Sprinting is at the same time simple, you get from A-B as fast as possible, and extremely complex, as there are a myriad of factors – physical and mental that you need to consider to maximise your speed. Allyson Felix, Tyson Gay, Veronica Campbell-Brown and Christine Ohuroghu have all maximised their potential (or are well on the way do so, given for example Tyson Gay’s recent 19.58 200m). I recently attended a sponsored training camp in LA and spoke to each of the above sprint stars.
Double world 200m champion
JS: What do you focus on when warming up?
AF: Once I actually get onto the track, I’m really focussed on technique and what I need to do during each phase of my race. I have a little routine that triggers where my focus needs to be.
JS: And those little things would be?
Like coming out of the blocks, I know I need to be driving and being very powerful and aggressive. And when I hit the curve I know that I need to be leaning in and working on coming off (the curve) really strong.
JS: How do you combine the need to be relaxed with the fact that you also need to be aggressive to generate all that power?
AF: For me, I just try to focus on what I need to do and that kinda takes me out of the moment and away from the crowd and relaxes me. I try not to be too relaxed though as I need the adrenaline of the situation.
JS: Do you think that as a woman you have train differently to men?
AF: I always feel that it’s (sprinting) easy for them (men), it comes more natural, like coming out of the blocks where they are more powerful and aggressive. So we (women) have to do more drills and more sled (pulling) work, because it’s not such a natural thing.
JS: Is there any type of training that you don’t like doing?
AF: Yeah, anything’s that’s long. I hate 600s, but I get through them, I love to sprint.
JS: Do you do any aerobic work?
AF: Yeah, every Wednesday we go on a thirty-minute run, but that’s the one road run we do. Once the season starts we pretty much stop that. But every so often, we pick it back up ….. you can feel when it’s (aerobic fitness) lacking.
JS: What’s your strength as a sprinter?
AF: I think it’s top end speed and being able to hold that. The beginning of my race is weak and I pick things up later on.
JS: Are you working on your start?
AF: I would love to (improve it) I’ve been trying to for a very long time. I know what’s wrong and I can visualise it, but it’s a whole other thing trying to actually correct it.
Is it frustrating as you could run maybe a tenth faster?
(Alyson laughs) Oh, extremely frustrating.
Double Olympic 200m champion
JS: What advice do you have for runners of all speeds?
VC-B: You have to be positive, believe in yourself. I always tell people that the mind is one of our most powerful instruments and it amazing what it can do. You can train hard and you can prepare, but if you go to a competition with doubt, insecurity and negativity that could mess everything up. So on top of all your hard work and training you have to be positive and believe that you can do anything.
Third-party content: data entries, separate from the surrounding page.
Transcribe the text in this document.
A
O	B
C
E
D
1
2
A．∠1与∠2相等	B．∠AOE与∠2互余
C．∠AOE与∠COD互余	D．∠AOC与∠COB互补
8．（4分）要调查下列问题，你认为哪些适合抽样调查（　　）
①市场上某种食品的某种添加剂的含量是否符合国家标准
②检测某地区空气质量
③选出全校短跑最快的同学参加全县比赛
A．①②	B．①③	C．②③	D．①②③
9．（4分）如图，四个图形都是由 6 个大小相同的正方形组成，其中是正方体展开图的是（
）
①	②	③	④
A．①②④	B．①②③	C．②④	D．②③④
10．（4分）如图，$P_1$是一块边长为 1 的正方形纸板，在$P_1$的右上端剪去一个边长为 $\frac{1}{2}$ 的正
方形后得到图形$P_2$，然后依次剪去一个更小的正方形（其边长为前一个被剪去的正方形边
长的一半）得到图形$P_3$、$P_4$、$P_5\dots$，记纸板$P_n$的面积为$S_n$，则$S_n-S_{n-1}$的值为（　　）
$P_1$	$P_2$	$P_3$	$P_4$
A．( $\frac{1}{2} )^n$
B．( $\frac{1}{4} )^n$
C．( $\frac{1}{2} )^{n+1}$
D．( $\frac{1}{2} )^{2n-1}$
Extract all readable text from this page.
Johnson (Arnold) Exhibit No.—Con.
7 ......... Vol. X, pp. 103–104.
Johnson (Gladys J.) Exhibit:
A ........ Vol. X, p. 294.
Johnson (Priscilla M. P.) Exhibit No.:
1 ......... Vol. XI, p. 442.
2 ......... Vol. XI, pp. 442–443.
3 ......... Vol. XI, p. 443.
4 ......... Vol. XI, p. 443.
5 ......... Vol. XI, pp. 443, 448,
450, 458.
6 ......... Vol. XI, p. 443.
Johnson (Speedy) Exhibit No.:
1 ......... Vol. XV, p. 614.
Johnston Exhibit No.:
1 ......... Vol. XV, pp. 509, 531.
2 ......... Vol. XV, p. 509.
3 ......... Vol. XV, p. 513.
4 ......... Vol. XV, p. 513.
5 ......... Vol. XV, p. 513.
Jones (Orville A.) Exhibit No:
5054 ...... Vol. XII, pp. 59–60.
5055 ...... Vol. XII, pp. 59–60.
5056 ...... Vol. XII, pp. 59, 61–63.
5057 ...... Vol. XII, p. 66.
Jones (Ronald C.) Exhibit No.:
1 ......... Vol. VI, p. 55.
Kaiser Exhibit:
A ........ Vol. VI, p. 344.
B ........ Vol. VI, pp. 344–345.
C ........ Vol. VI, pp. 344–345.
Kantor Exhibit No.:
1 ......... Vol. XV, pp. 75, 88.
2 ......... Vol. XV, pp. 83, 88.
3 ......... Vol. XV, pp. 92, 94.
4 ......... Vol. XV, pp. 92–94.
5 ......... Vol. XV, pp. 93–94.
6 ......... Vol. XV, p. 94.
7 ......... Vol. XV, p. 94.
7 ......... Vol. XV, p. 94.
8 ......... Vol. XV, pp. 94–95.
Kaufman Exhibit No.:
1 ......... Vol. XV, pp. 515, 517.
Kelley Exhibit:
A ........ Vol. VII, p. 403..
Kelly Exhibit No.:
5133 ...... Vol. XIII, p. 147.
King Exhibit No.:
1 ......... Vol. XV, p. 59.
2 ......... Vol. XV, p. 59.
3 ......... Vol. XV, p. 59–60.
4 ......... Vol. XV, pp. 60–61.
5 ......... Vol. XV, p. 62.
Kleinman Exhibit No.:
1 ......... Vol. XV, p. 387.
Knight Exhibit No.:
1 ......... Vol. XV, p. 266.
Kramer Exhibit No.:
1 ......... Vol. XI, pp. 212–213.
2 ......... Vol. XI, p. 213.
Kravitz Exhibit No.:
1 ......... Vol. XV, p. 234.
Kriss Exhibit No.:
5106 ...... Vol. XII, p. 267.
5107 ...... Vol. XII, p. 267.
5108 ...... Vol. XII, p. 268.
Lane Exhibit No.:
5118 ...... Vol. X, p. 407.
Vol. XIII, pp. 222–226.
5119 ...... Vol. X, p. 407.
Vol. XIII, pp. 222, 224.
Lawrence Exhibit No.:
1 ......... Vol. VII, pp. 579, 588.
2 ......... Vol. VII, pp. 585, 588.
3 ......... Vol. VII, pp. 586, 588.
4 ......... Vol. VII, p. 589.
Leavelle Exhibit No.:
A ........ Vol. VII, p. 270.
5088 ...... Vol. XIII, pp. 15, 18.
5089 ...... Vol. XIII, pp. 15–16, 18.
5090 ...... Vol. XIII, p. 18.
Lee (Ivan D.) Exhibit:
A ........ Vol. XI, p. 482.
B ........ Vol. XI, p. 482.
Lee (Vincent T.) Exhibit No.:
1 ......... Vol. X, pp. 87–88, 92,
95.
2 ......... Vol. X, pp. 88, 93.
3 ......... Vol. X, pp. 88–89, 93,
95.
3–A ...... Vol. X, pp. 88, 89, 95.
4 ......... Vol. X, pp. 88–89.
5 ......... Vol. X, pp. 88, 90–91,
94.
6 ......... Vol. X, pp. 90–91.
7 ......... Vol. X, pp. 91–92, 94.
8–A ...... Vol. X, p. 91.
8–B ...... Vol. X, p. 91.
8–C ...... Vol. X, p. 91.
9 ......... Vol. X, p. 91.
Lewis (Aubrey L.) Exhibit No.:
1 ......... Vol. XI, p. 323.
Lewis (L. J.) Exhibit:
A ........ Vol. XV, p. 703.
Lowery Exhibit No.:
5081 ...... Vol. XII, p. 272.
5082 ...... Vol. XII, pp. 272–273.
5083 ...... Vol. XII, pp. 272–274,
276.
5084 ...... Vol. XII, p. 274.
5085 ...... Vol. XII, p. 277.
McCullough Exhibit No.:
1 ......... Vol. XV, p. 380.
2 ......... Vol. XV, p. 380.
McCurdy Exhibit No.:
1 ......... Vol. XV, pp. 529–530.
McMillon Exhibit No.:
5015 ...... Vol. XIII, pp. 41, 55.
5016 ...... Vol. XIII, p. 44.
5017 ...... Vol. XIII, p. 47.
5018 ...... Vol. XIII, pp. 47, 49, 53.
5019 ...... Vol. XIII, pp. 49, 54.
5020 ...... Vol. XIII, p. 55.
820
JS: How do you specifically warm up.
VC-B: My warm up starts with a couple of laps then some stretches, static and dynamic and then drills. I do a lot, maybe 7-8 back and forth as part of my warm up and then I do a couple of strides and get into my workout
JS: Do you have a specific pre-race mental preparation routine?
VC-B: Many times I run the race over and over gain in my mind and try to remember what I need to do to win it.
I have no idea of what is going on when I’m in the blocks. I’m totally zoned out and I am just waiting for the sound of the gun. Most times after that I don’t really know anything else, unless there is a competitor in front of me or the finish line is approaching.
JS: What are your strengths as a sprinter?
VC-B: I think speed and power are my two major strengths. My technique is ok, but I think that there is a still a lot of room for improvement, in particular in the 100m.
JS: Do prefer the 200m to the 100m or vice-versa?
VC-B: I love them both; it’s hard for me to differentiate between the two. I think that I’m as good at them both. A lot of people may say that I am better at the 200m, because I have had more success, but I also believe that I can also run a great 100m as well.
Reigning world 100 and 200m champion holds the world’s fastest 100m time albeit wind aided
JS: What advice have you got to get faster?
TG: I do a lot of hill runs, like 200m four times, or three 300m’s, but only one 400m (Tyson explained that all the runs were fast and that long recoveries were used so they could be kept speedy)
JS: What do you concentrate on at the start?
TG: Sometimes I think about pushing off from the blocks or reacting to the gun. In some races I’ll be able to focus on my technique and getting it perfect, but often the races are a blur.